Dan Graur gave a talk at the Efficient simulations on GPU hardware event
Dan Graur gave the following talk at the external pageEfficient simulations on GPU hardware event:
Cachew: Machine Learning Input Data Processing as a Service
Abstract:
Processing input data plays a vital role in ML training, impacting accuracy, throughput, and cost. The input pipeline, which is responsible for feeding data-hungry GPUs/TPUs with training examples, is a common bottleneck. Alleviating data stalls is critical yet challenging for users. While today's frameworks provide mechanisms to maximize input pipeline throughput (e.g., distributing data processing on remote CPU workers and/or reusing cached data transformations), leveraging these mechanisms to jointly optimize training time and cost is non-trivial. Users face two key challenges. First, ML schedulers focus on GPU/TPU resources, leaving users on their own to optimize multi-dimensional resource allocations for data processing. Second, input pipelines often consume excessive compute power to repeatedly transform the same data. Deciding which source or transformed data to cache is non-trivial: large datasets are expensive to store, the compute time saved by caching is not always the bottleneck for end-to-end training, and transformations may not be deterministic, hence reusing transformed data can impact accuracy.

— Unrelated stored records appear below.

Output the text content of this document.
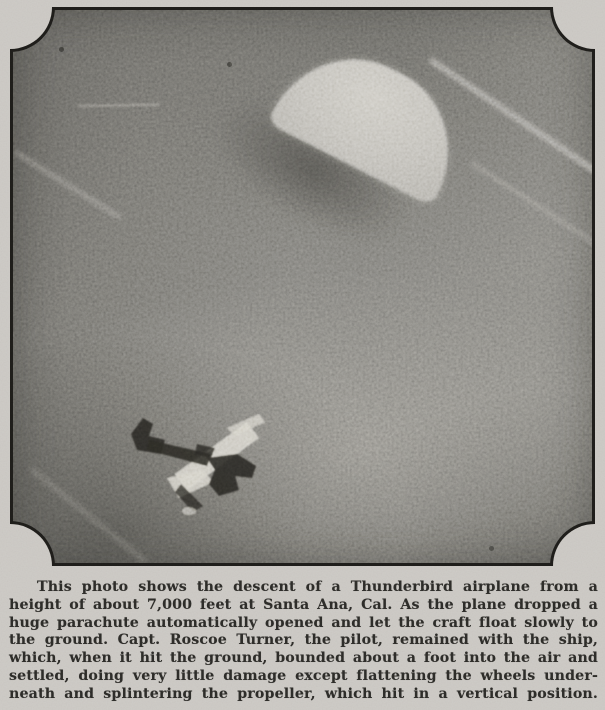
This photo shows the descent of a Thunderbird airplane from a

height of about 7,000 feet at Santa Ana, Cal. As the plane dropped a

huge parachute automatically opened and let the craft float slowly to

the ground. Capt. Roscoe Turner, the pilot, remained with the ship,

which, when it hit the ground, bounded about a foot into the air and

settled, doing very little damage except flattening the wheels under-

neath and splintering the propeller, which hit in a vertical position.
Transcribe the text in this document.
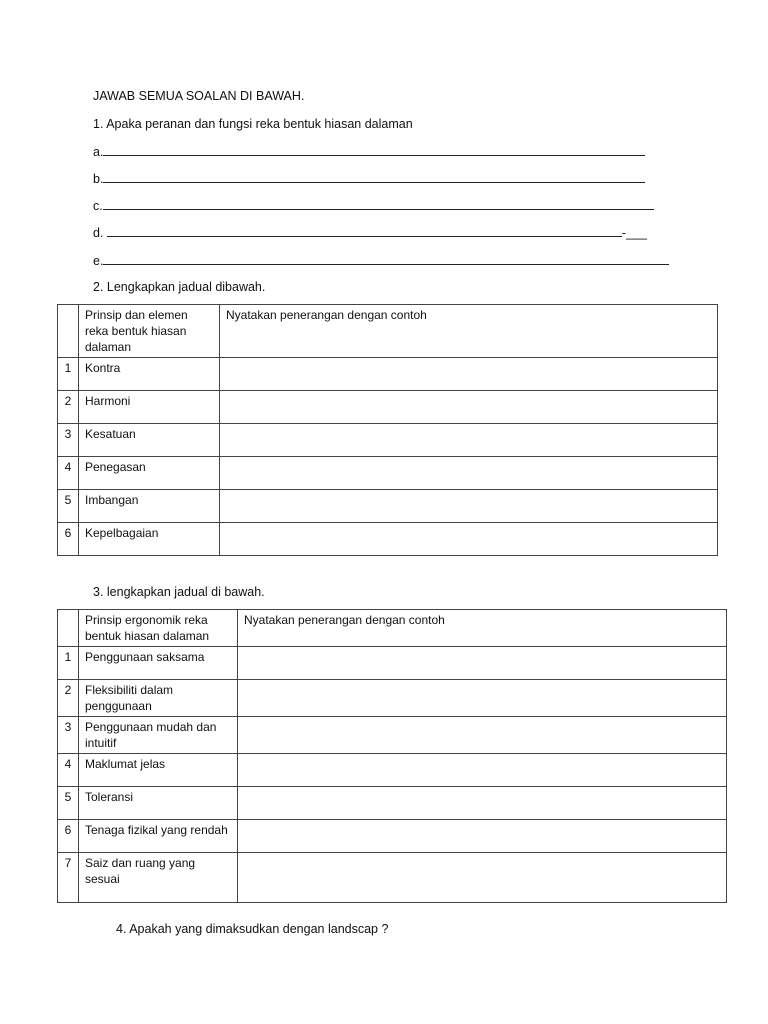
JAWAB SEMUA SOALAN DI BAWAH.
1. Apaka peranan dan fungsi reka bentuk hiasan dalaman
a.
b.
c.
d.	-___
e.
2. Lengkapkan jadual dibawah.
	Prinsip dan elemen reka bentuk hiasan dalaman	Nyatakan penerangan dengan contoh
1	Kontra	
2	Harmoni	
3	Kesatuan	
4	Penegasan	
5	Imbangan	
6	Kepelbagaian	
3. lengkapkan jadual di bawah.
	Prinsip ergonomik reka bentuk hiasan dalaman	Nyatakan penerangan dengan contoh
1	Penggunaan saksama	
2	Fleksibiliti dalam penggunaan	
3	Penggunaan mudah dan intuitif	
4	Maklumat jelas	
5	Toleransi	
6	Tenaga fizikal yang rendah	
7	Saiz dan ruang yang sesuai	
4. Apakah yang dimaksudkan dengan landscap ?
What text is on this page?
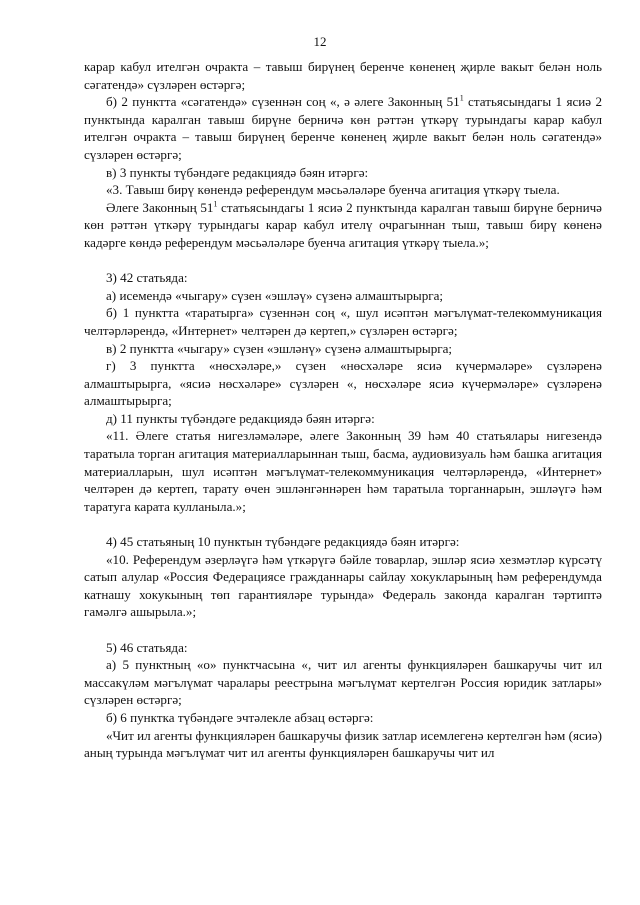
12

карар кабул ителгән очракта – тавыш бирүнең беренче көненең җирле вакыт белән ноль сәгатендә» сүзләрен өстәргә;

б) 2 пунктта «сәгатендә» сүзеннән соң «, ә әлеге Законның $51^1$ статьясындагы 1 ясиә 2 пунктында каралган тавыш бирүне берничә көн рәттән үткәрү турындагы карар кабул ителгән очракта – тавыш бирүнең беренче көненең җирле вакыт белән ноль сәгатендә» сүзләрен өстәргә;

в) 3 пункты түбәндәге редакциядә бәян итәргә:

«3. Тавыш бирү көнендә референдум мәсьәләләре буенча агитация үткәрү тыела.

Әлеге Законның $51^1$ статьясындагы 1 ясиә 2 пунктында каралган тавыш бирүне берничә көн рәттән үткәрү турындагы карар кабул ителү очрагыннан тыш, тавыш бирү көненә кадәрге көндә референдум мәсьәләләре буенча агитация үткәрү тыела.»;

3) 42 статьяда:

а) исемендә «чыгару» сүзен «эшләү» сүзенә алмаштырырга;

б) 1 пунктта «таратырга» сүзеннән соң «, шул исәптән мәгълүмат-телекоммуникация челтәрләрендә, «Интернет» челтәрен дә кертеп,» сүзләрен өстәргә;

в) 2 пунктта «чыгару» сүзен «эшләнү» сүзенә алмаштырырга;

г) 3 пунктта «нөсхәләре,» сүзен «нөсхәләре ясиә күчермәләре» сүзләренә алмаштырырга, «ясиә нөсхәләре» сүзләрен «, нөсхәләре ясиә күчермәләре» сүзләренә алмаштырырга;

д) 11 пункты түбәндәге редакциядә бәян итәргә:

«11. Әлеге статья нигезләмәләре, әлеге Законның 39 һәм 40 статьялары нигезендә таратыла торган агитация материалларыннан тыш, басма, аудиовизуаль һәм башка агитация материалларын, шул исәптән мәгълүмат-телекоммуникация челтәрләрендә, «Интернет» челтәрен дә кертеп, тарату өчен эшләнгәннәрен һәм таратыла торганнарын, эшләүгә һәм таратуга карата кулланыла.»;

4) 45 статьяның 10 пунктын түбәндәге редакциядә бәян итәргә:

«10. Референдум әзерләүгә һәм үткәрүгә бәйле товарлар, эшләр ясиә хезмәтләр күрсәтү сатып алулар «Россия Федерациясе гражданнары сайлау хокукларының һәм референдумда катнашу хокукының төп гарантияләре турында» Федераль законда каралган тәртиптә гамәлгә ашырыла.»;

5) 46 статьяда:

а) 5 пунктның «о» пунктчасына «, чит ил агенты функцияләрен башкаручы чит ил массакүләм мәгълүмат чаралары реестрына мәгълүмат кертелгән Россия юридик затлары» сүзләрен өстәргә;

б) 6 пунктка түбәндәге эчтәлекле абзац өстәргә:

«Чит ил агенты функцияләрен башкаручы физик затлар исемлегенә кертелгән һәм (ясиә) аның турында мәгълүмат чит ил агенты функцияләрен башкаручы чит ил
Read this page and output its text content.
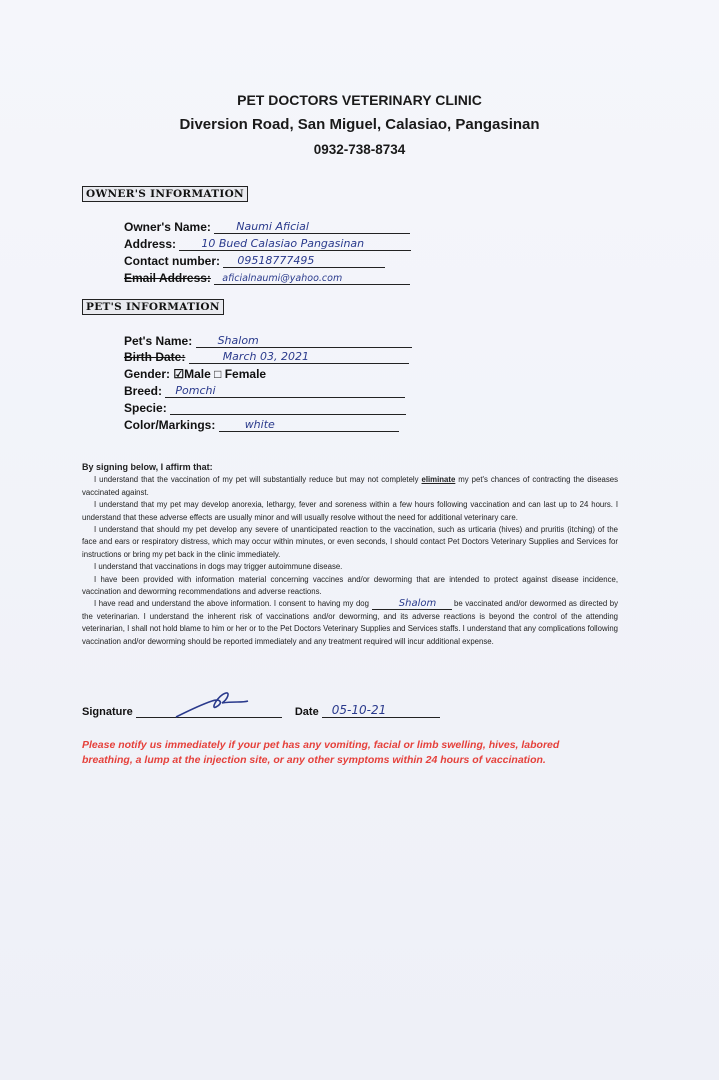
PET DOCTORS VETERINARY CLINIC
Diversion Road, San Miguel, Calasiao, Pangasinan
0932-738-8734
OWNER'S INFORMATION
Owner's Name: Naumi Aficial
Address: 10 Bued Calasiao Pangasinan
Contact number: 09518777495
Email Address: aficialnaumi@yahoo.com
PET'S INFORMATION
Pet's Name: Shalom
Birth Date:	March 03, 2021
Gender: ☑Male □ Female
Breed: Pomchi
Specie:
Color/Markings:	white

By signing below, I affirm that:

I understand that the vaccination of my pet will substantially reduce but may not completely eliminate my pet's chances of contracting the diseases vaccinated against.

I understand that my pet may develop anorexia, lethargy, fever and soreness within a few hours following vaccination and can last up to 24 hours. I understand that these adverse effects are usually minor and will usually resolve without the need for additional veterinary care.

I understand that should my pet develop any severe of unanticipated reaction to the vaccination, such as urticaria (hives) and pruritis (itching) of the face and ears or respiratory distress, which may occur within minutes, or even seconds, I should contact Pet Doctors Veterinary Supplies and Services for instructions or bring my pet back in the clinic immediately.

I understand that vaccinations in dogs may trigger autoimmune disease.

I have been provided with information material concerning vaccines and/or deworming that are intended to protect against disease incidence, vaccination and deworming recommendations and adverse reactions.

I have read and understand the above information. I consent to having my dog	Shalom be vaccinated and/or dewormed as directed by the veterinarian. I understand the inherent risk of vaccinations and/or deworming, and its adverse reactions is beyond the control of the attending veterinarian, I shall not hold blame to him or her or to the Pet Doctors Veterinary Supplies and Services staffs. I understand that any complications following vaccination and/or deworming should be reported immediately and any treatment required will incur additional expense.

Signature	Date 05-10-21
Please notify us immediately if your pet has any vomiting, facial or limb swelling, hives, labored breathing, a lump at the injection site, or any other symptoms within 24 hours of vaccination.
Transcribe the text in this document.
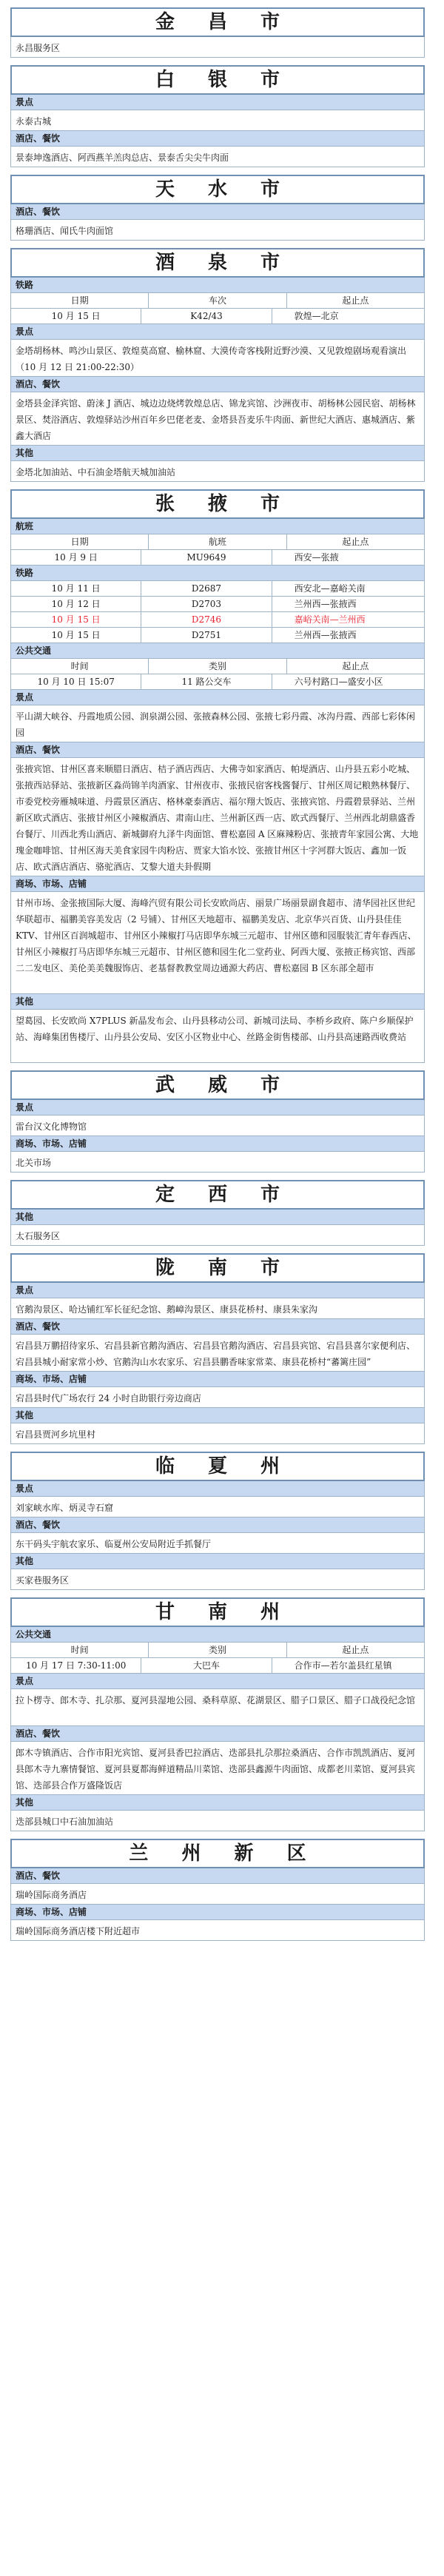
金 昌 市
永昌服务区
白 银 市
景点
永泰古城
酒店、餐饮
景泰坤逸酒店、阿西燕羊羔肉总店、景泰舌尖尖牛肉面
天 水 市
酒店、餐饮
格珊酒店、闻氏牛肉面馆
酒 泉 市
铁路
日期	车次	起止点
10 月 15 日	K42/43	敦煌—北京
景点
金塔胡杨林、鸣沙山景区、敦煌莫高窟、榆林窟、大漠传奇客栈附近野沙漠、又见敦煌剧场观看演出（10 月 12 日 21:00-22:30）
酒店、餐饮
金塔县金泽宾馆、蔚涞 J 酒店、城边边烧烤敦煌总店、锦龙宾馆、沙洲夜市、胡杨林公园民宿、胡杨林景区、焚浴酒店、敦煌驿站沙州百年乡巴佬老麦、金塔县吾麦乐牛肉面、新世纪大酒店、惠城酒店、紫鑫大酒店
其他
金塔北加油站、中石油金塔航天城加油站
张 掖 市
航班
日期	航班	起止点
10 月 9 日	MU9649	西安—张掖
铁路
10 月 11 日	D2687	西安北—嘉峪关南
10 月 12 日	D2703	兰州西—张掖西
10 月 15 日	D2746	嘉峪关南—兰州西
10 月 15 日	D2751	兰州西—张掖西
公共交通
时间	类别	起止点
10 月 10 日 15:07	11 路公交车	六号村路口—盛安小区
景点
平山湖大峡谷、丹霞地质公园、润泉湖公园、张掖森林公园、张掖七彩丹霞、冰沟丹霞、西部七彩体闲园
酒店、餐饮
张掖宾馆、甘州区喜来顺腊日酒店、桔子酒店西店、大佛寺如家酒店、帕堤酒店、山丹县五彩小吃城、张掖西站驿站、张掖新区淼尚锦羊肉酒家、甘州夜市、张掖民宿客栈酱餐厅、甘州区周记粮熟林餐厅、市委党校旁雁城味道、丹霞景区酒店、格林豪泰酒店、福尔翔大饭店、张掖宾馆、丹霞碧景驿站、兰州新区欧式酒店、张掖甘州区小辣椒酒店、肃南山庄、兰州新区西一店、欧式西餐厅、兰州西北胡鼎盛香台餐厅、川西北秀山酒店、新城御府九泽牛肉面馆、曹松嘉园 A 区麻辣粉店、张掖青年家园公寓、大地瑰金咖啡馆、甘州区海天美食家园牛肉粉店、贾家大馅水饺、张掖甘州区十字河群大饭店、鑫加一饭店、欧式酒店酒店、骆驼酒店、艾黎大道夫卦假期
商场、市场、店铺
甘州市场、金张掖国际大厦、海峰汽贸有限公司长安欧尚店、丽景广场丽景副食超市、清华园社区世纪华联超市、福鹏美容美发店（2 号铺）、甘州区天地超市、福鹏美发店、北京华兴百货、山丹县佳佳 KTV、甘州区百润城超市、甘州区小辣椒打马店即华东城三元超市、甘州区德和园服装汇青年春西店、甘州区小辣椒打马店即华东城三元超市、甘州区德和园生化二堂药业、阿西大厦、张掖正杨宾馆、西部二二发电区、美伦美美魏服饰店、老基督教教堂周边通源大药店、曹松嘉园 B 区东部全超市
其他
望葛园、长安欧尚 X7PLUS 新晶发布会、山丹县移动公司、新城司法局、李桥乡政府、陈户乡顺保护站、海峰集团售楼厅、山丹县公安局、安区小区物业中心、丝路金街售楼部、山丹县高速路西收费站
武 威 市
景点
雷台汉文化博物馆
商场、市场、店铺
北关市场
定 西 市
其他
太石服务区
陇 南 市
景点
官鹅沟景区、哈达铺红军长征纪念馆、鹅嶂沟景区、康县花桥村、康县朱家沟
酒店、餐饮
宕昌县万鹏招待家乐、宕昌县新官鹅沟酒店、宕昌县官鹅沟酒店、宕昌县宾馆、宕昌县喜尔家便利店、宕昌县城小耐家常小炒、官鹅沟山水农家乐、宕昌县鹏香味家常菜、康县花桥村“蕃篱庄园”
商场、市场、店铺
宕昌县时代广场农行 24 小时自助银行旁边商店
其他
宕昌县贾河乡坑里村
临 夏 州
景点
刘家峡水库、炳灵寺石窟
酒店、餐饮
东干码头宇航农家乐、临夏州公安局附近手抓餐厅
其他
买家巷服务区
甘 南 州
公共交通
时间	类别	起止点
10 月 17 日 7:30-11:00	大巴车	合作市—若尔盖县红星镇
景点
拉卜楞寺、郎木寺、扎尕那、夏河县湿地公园、桑科草原、花湖景区、腊子口景区、腊子口战役纪念馆
酒店、餐饮
郎木寺镇酒店、合作市阳光宾馆、夏河县香巴拉酒店、迭部县扎尕那拉桑酒店、合作市凯凯酒店、夏河县郎木寺九寨情餐馆、夏河县夏都海鲜道精品川菜馆、迭部县鑫源牛肉面馆、成都老川菜馆、夏河县宾馆、迭部县合作万盛隆饭店
其他
迭部县城口中石油加油站
兰 州 新 区
酒店、餐饮
瑞岭国际商务酒店
商场、市场、店铺
瑞岭国际商务酒店楼下附近超市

We propose Cachew, a fully-managed service for ML data processing. Cachew dynamically scales distributed resources for data processing to avoid stalls in training jobs. The service also automatically applies caching when and where it is performance/cost-effective to reuse preprocessed data within and across jobs. Our key contributions are autoscaling and autocaching policies, which leverage domain-specific metrics collected at data workers and training clients (rather than generic resource utilization metrics) to minimize training time and cost. Compared to scaling workers with Kubernetes, Cachew's policies reduce training time by up to 4.1x and training cost by 1.1x to 3.8x.